DIA MASA LALUKU-



Selepas tamat dari sekolah dasar, di salah satu sekolah di jantung Ibu kota Jakarta, orang tua menyuruhku untuk mesantren sambil sekolah di daerah Tangerang. Sekolah madrasah tsanawiyah ‘MTs’ menjadi adaptasi baru bagiku. Aku lulus tahun 2003 silam. Tak ada kabar dari ibu untukku, apakah aku masih bisa melanjutkan sekolah ke tingkat SMA atau tidak. Aku pun mulai berpikir kesana kemari, dalam hatiku berbisik,” aku harus sekolah lagi !,” tapi aku binung harus tinggal dimana jika aku melnjutkan sekolah SMA di Tangerang, kemudian siapa yang membiayaiku?, karena aku memilih keluar dari asrama. Menurutku terlalu bosan tinggal di asrama selama kurang lebih tiga tahun lamanya. Sudah saatnya aku keluar dari sana.

Setiap malam, aku terus berpikir bagaimana caranya, mustahil jika aku terus mengandalkan orang tua untuk membiayaiku, karena keadaan ekonomi  menjadi faktornya. Akhirnya, aku mendapat solusi malam itu, “bagaimana jika aku bekerja sebagai merbor masjid, dari situ aku akan mendapatkan uang, di situ juga aku bisa tinggal sebagai tempat berteduh.

Keesokan harinya, aku menemui teman yang juga seorang merbor masjid, spontan aku mengutarakan maksud kedatanganku. Bersyukur jawabannya membuatku sedikit lega dan puas, ia akan berusaha mengajukan permohonanku ke ketua DKM masjid tersebut. Malamnya, aku di panggil selepas isya oleh temanku tersebut, sekali lagi jawabannya membuatku puas. Aku di terima untuk menjadi merbot di masjid itu bersama dia.

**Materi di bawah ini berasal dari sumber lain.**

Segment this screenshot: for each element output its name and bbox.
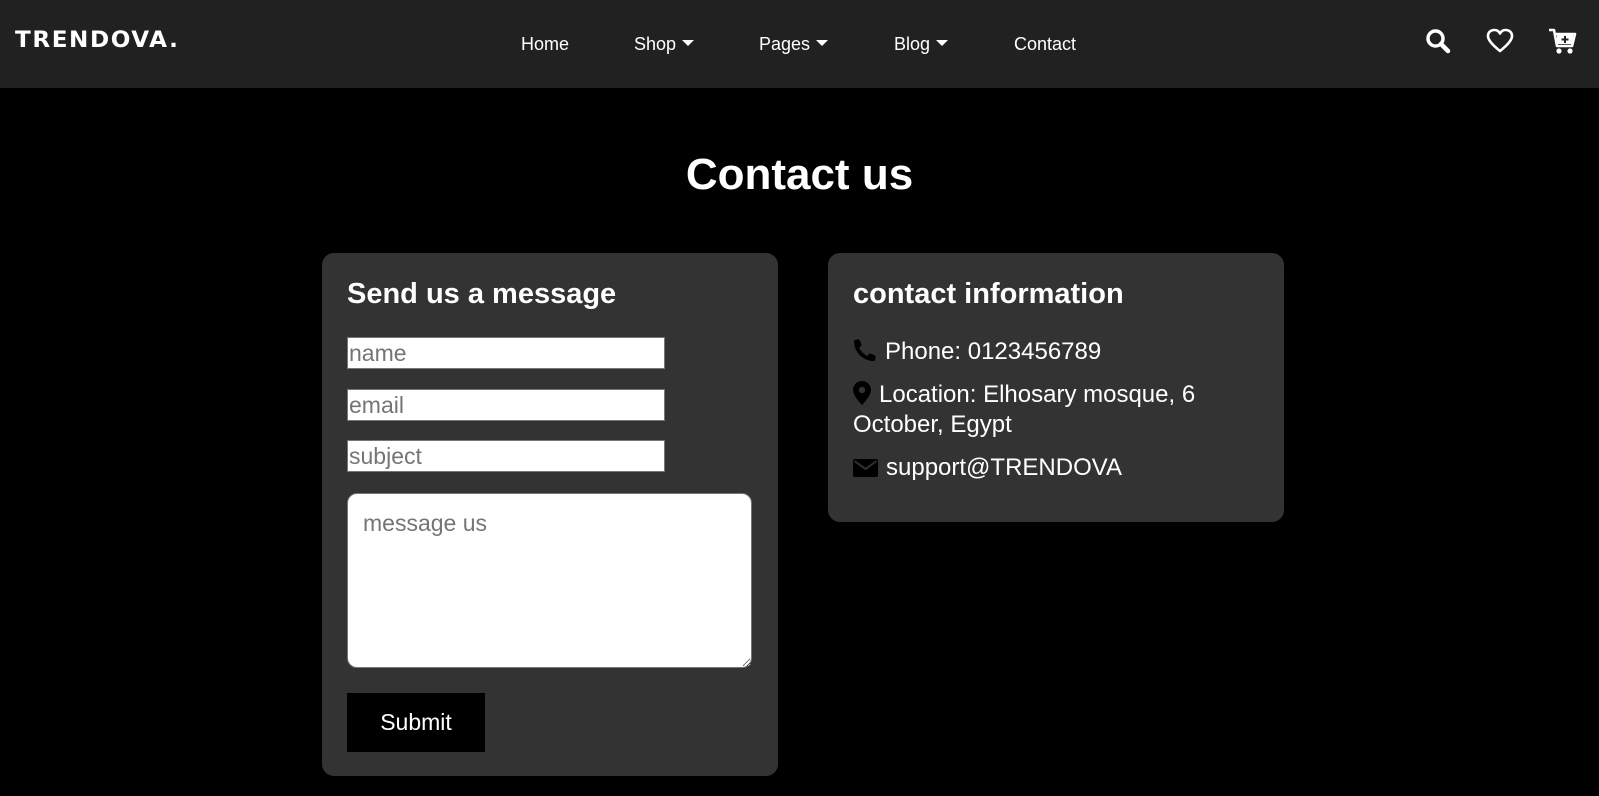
phone-line: Phone: 0123456789: [853, 337, 1263, 367]
chevron-down-icon: [936, 39, 949, 46]
contact-info-card: contact information Phone: 0123456789 Lo…: [828, 253, 1284, 522]
nav-item-blog-label: Blog: [894, 34, 931, 54]
chevron-down-icon: [682, 39, 695, 46]
form-title: Send us a message: [347, 278, 617, 310]
nav-item-home-label: Home: [521, 34, 570, 54]
chevron-down-icon: [816, 39, 829, 46]
envelope-icon: [853, 459, 878, 477]
submit-button[interactable]: Submit: [347, 693, 485, 752]
email-field[interactable]: [347, 389, 665, 421]
heart-icon[interactable]: [1486, 27, 1514, 55]
contact-form-card: Send us a message Submit: [322, 253, 778, 776]
name-field[interactable]: [347, 337, 665, 369]
page-title: Contact us: [685, 150, 914, 199]
phone-text: Phone: 0123456789: [885, 338, 1102, 365]
nav-item-home[interactable]: Home: [521, 34, 569, 55]
nav-item-contact-label: Contact: [1014, 34, 1077, 54]
email-line: support@TRENDOVA: [853, 453, 1263, 483]
info-title: contact information: [853, 278, 1124, 310]
cart-plus-icon[interactable]: [1547, 27, 1579, 55]
map-marker-icon: [853, 381, 871, 405]
nav-item-contact[interactable]: Contact: [1014, 34, 1076, 55]
brand-logo[interactable]: TRENDOVA.: [15, 28, 179, 53]
navbar: TRENDOVA. Home Shop Pages Blog Contact: [0, 0, 1599, 88]
location-line: Location: Elhosary mosque, 6 October, Eg…: [853, 380, 1263, 440]
nav-item-pages[interactable]: Pages: [759, 34, 829, 55]
nav-item-pages-label: Pages: [759, 34, 811, 54]
email-text: support@TRENDOVA: [886, 454, 1122, 481]
nav-item-shop-label: Shop: [634, 34, 677, 54]
location-text: Location: Elhosary mosque, 6 October, Eg…: [853, 381, 1196, 438]
message-field[interactable]: [347, 493, 752, 668]
nav-item-blog[interactable]: Blog: [894, 34, 949, 55]
nav-item-shop[interactable]: Shop: [634, 34, 695, 55]
search-icon[interactable]: [1424, 27, 1452, 55]
subject-field[interactable]: [347, 440, 665, 472]
phone-icon: [854, 339, 876, 361]
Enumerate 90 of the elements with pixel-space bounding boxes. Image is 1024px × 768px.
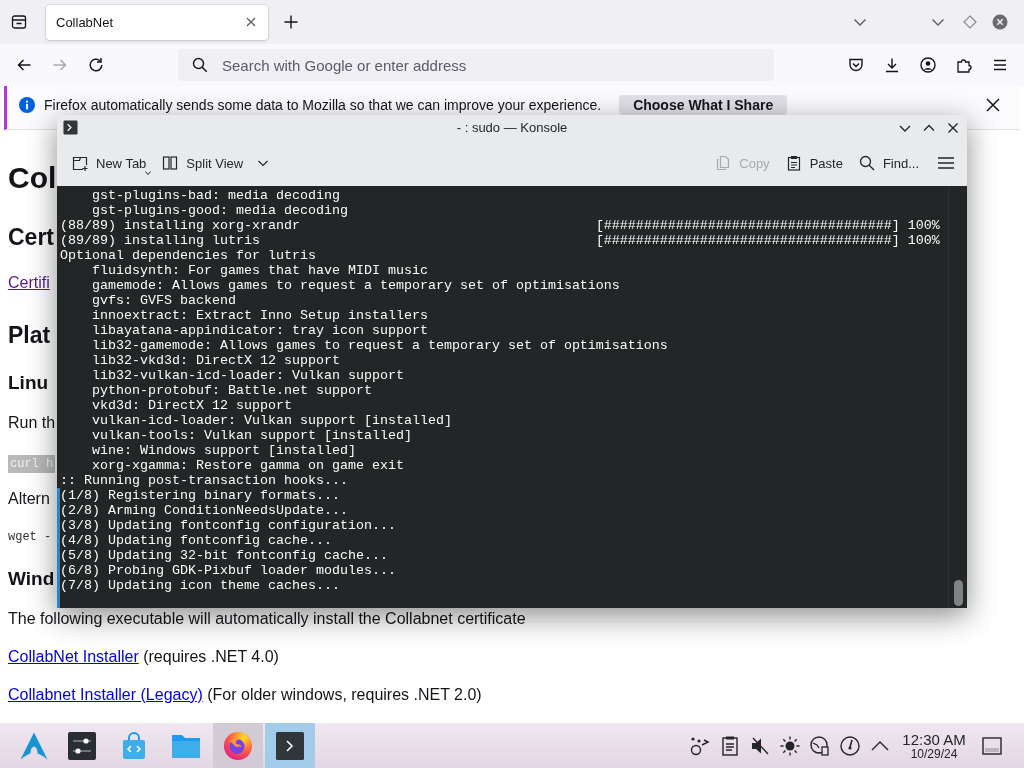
scrollbar-thumb[interactable] — [953, 580, 963, 606]
pocket-shield-icon[interactable] — [848, 57, 864, 73]
terminal-line: Optional dependencies for lutris — [60, 248, 316, 263]
browser-logo-icon — [223, 730, 253, 761]
address-field[interactable]: Search with Google or enter address — [222, 56, 774, 74]
new-tab-plus-icon[interactable] — [283, 14, 299, 30]
gauge-icon[interactable] — [839, 734, 861, 757]
clock-time[interactable]: 12:30 AM — [902, 730, 966, 748]
launcher-logo-icon[interactable] — [19, 730, 49, 761]
choose-what-i-share-button[interactable]: Choose What I Share — [619, 95, 788, 115]
download-icon[interactable] — [884, 57, 900, 73]
paste-button[interactable]: Paste — [779, 151, 849, 175]
close-icon[interactable] — [946, 120, 960, 135]
clipboard-icon[interactable] — [719, 734, 741, 757]
terminal-line: gamemode: Allows games to request a temporary set of optimisations — [92, 278, 620, 293]
show-desktop-icon[interactable] — [981, 734, 1003, 757]
installer-link[interactable]: Collabnet Installer (Legacy) — [8, 686, 203, 703]
notification-text: Firefox automatically sends some data to Mozilla so that we can improve your experience. — [44, 96, 602, 115]
new-tab-button[interactable]: New Tab — [66, 151, 153, 175]
requirement-note: (For older windows, requires .NET 2.0) — [207, 686, 482, 703]
page-heading: Plat — [8, 321, 51, 350]
clock-date[interactable]: 10/29/24 — [910, 747, 958, 761]
terminal-line: fluidsynth: For games that have MIDI music — [92, 263, 428, 278]
network-globe-icon[interactable] — [809, 734, 831, 757]
terminal-app-icon — [63, 120, 78, 135]
split-view-icon — [162, 155, 179, 171]
info-icon — [19, 97, 35, 113]
menu-icon[interactable] — [937, 155, 955, 171]
terminal-line: (1/8) Registering binary formats... — [60, 488, 340, 503]
terminal-line: :: Running post-transaction hooks... — [60, 473, 348, 488]
browser-task-button[interactable] — [213, 723, 263, 768]
page-heading: Linu — [8, 371, 49, 395]
page-heading: Wind — [8, 567, 55, 591]
clipboard-icon — [785, 155, 802, 171]
terminal-line: xorg-xgamma: Restore gamma on game exit — [92, 458, 404, 473]
command-text: wget - — [8, 529, 52, 546]
terminal-task-button[interactable] — [265, 723, 315, 768]
terminal-line: (7/8) Updating icon theme caches... — [60, 578, 340, 593]
terminal-line: (89/89) installing lutris — [60, 233, 260, 248]
terminal-icon — [276, 731, 304, 760]
page-heading: Cert — [8, 223, 54, 252]
find-button[interactable]: Find... — [852, 151, 925, 175]
page-text: Altern — [8, 489, 50, 509]
terminal-line: gst-plugins-bad: media decoding — [92, 188, 340, 203]
terminal-line: vulkan-tools: Vulkan support [installed] — [92, 428, 412, 443]
page-text: Run th — [8, 413, 56, 433]
browser-tab[interactable]: CollabNet — [46, 4, 268, 40]
requirement-note: (requires .NET 4.0) — [143, 648, 279, 665]
terminal-line: gvfs: GVFS backend — [92, 293, 236, 308]
terminal-line: python-protobuf: Battle.net support — [92, 383, 372, 398]
terminal-line: lib32-gamemode: Allows games to request a temporary set of optimisations — [92, 338, 668, 353]
menu-icon[interactable] — [992, 57, 1008, 73]
terminal-line: libayatana-appindicator: tray icon support — [92, 323, 428, 338]
certificate-link[interactable]: Certifi — [8, 274, 50, 291]
terminal-line: (88/89) installing xorg-xrandr — [60, 218, 300, 233]
page-text: The following executable will automatically install the Collabnet certificate — [8, 609, 526, 629]
progress-text: [####################################] 100% — [595, 218, 940, 233]
back-arrow-icon[interactable] — [16, 57, 32, 73]
terminal-line: (4/8) Updating fontconfig cache... — [60, 533, 332, 548]
terminal-line: (3/8) Updating fontconfig configuration... — [60, 518, 396, 533]
search-icon — [192, 57, 208, 73]
terminal-line: lib32-vulkan-icd-loader: Vulkan support — [92, 368, 404, 383]
new-tab-icon — [72, 155, 88, 171]
tray-box-icon[interactable] — [11, 14, 27, 30]
terminal-line: gst-plugins-good: media decoding — [92, 203, 348, 218]
terminal-line: vulkan-icd-loader: Vulkan support [installed] — [92, 413, 452, 428]
shopping-bag-icon — [120, 731, 148, 760]
close-icon[interactable] — [985, 97, 1001, 113]
window-title: - : sudo — Konsole — [456, 120, 568, 135]
terminal-line: lib32-vkd3d: DirectX 12 support — [92, 353, 340, 368]
puzzle-piece-icon[interactable] — [956, 57, 972, 73]
account-icon[interactable] — [920, 57, 936, 73]
search-icon — [858, 155, 875, 171]
terminal-line: vkd3d: DirectX 12 support — [92, 398, 292, 413]
terminal-line: (5/8) Updating 32-bit fontconfig cache... — [60, 548, 388, 563]
reload-icon[interactable] — [88, 57, 104, 73]
close-icon[interactable] — [245, 16, 257, 28]
terminal-line: (6/8) Probing GDK-Pixbuf loader modules... — [60, 563, 396, 578]
copy-icon — [715, 155, 732, 171]
terminal-line: wine: Windows support [installed] — [92, 443, 356, 458]
terminal-line: (2/8) Arming ConditionNeedsUpdate... — [60, 503, 348, 518]
progress-text: [####################################] 100% — [595, 233, 940, 248]
brightness-icon[interactable] — [779, 734, 801, 757]
address-bar[interactable]: Search with Google or enter address — [178, 49, 774, 81]
installer-link[interactable]: CollabNet Installer — [8, 648, 139, 665]
menu-caret-icon — [145, 171, 152, 175]
terminal-line: innoextract: Extract Inno Setup installers — [92, 308, 428, 323]
sliders-icon — [68, 731, 96, 760]
page-heading: Col — [8, 160, 57, 196]
split-view-button[interactable]: Split View — [156, 151, 276, 175]
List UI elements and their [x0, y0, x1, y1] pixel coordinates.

Malamnya, aku berpikir bagaimana caranya untuk mendaftar ke sekolah SMA, aku pun banyak membuat permisalan mulai dari sekolah A sampai Z, sekolah seperti apa yang hendak aku pilih, SMA, SMK, Aliyah atau STM, tempat anak-anak berandal mencari musuh. Malam itu aku ambil keputusan, aku memilih sekolah Aliyah, bukan tanpa alasan. Pertama, aku lulusan MTs, bukan SMP, kedua, Aku berniat bukan hanya mencari ilmu di sekolah, tapi bagaimana memperbaiki diri lewat sentuhan guru-guru agama, karena Aliyah identik dengan peljaran agama dan juga murid-muridnya yang baik.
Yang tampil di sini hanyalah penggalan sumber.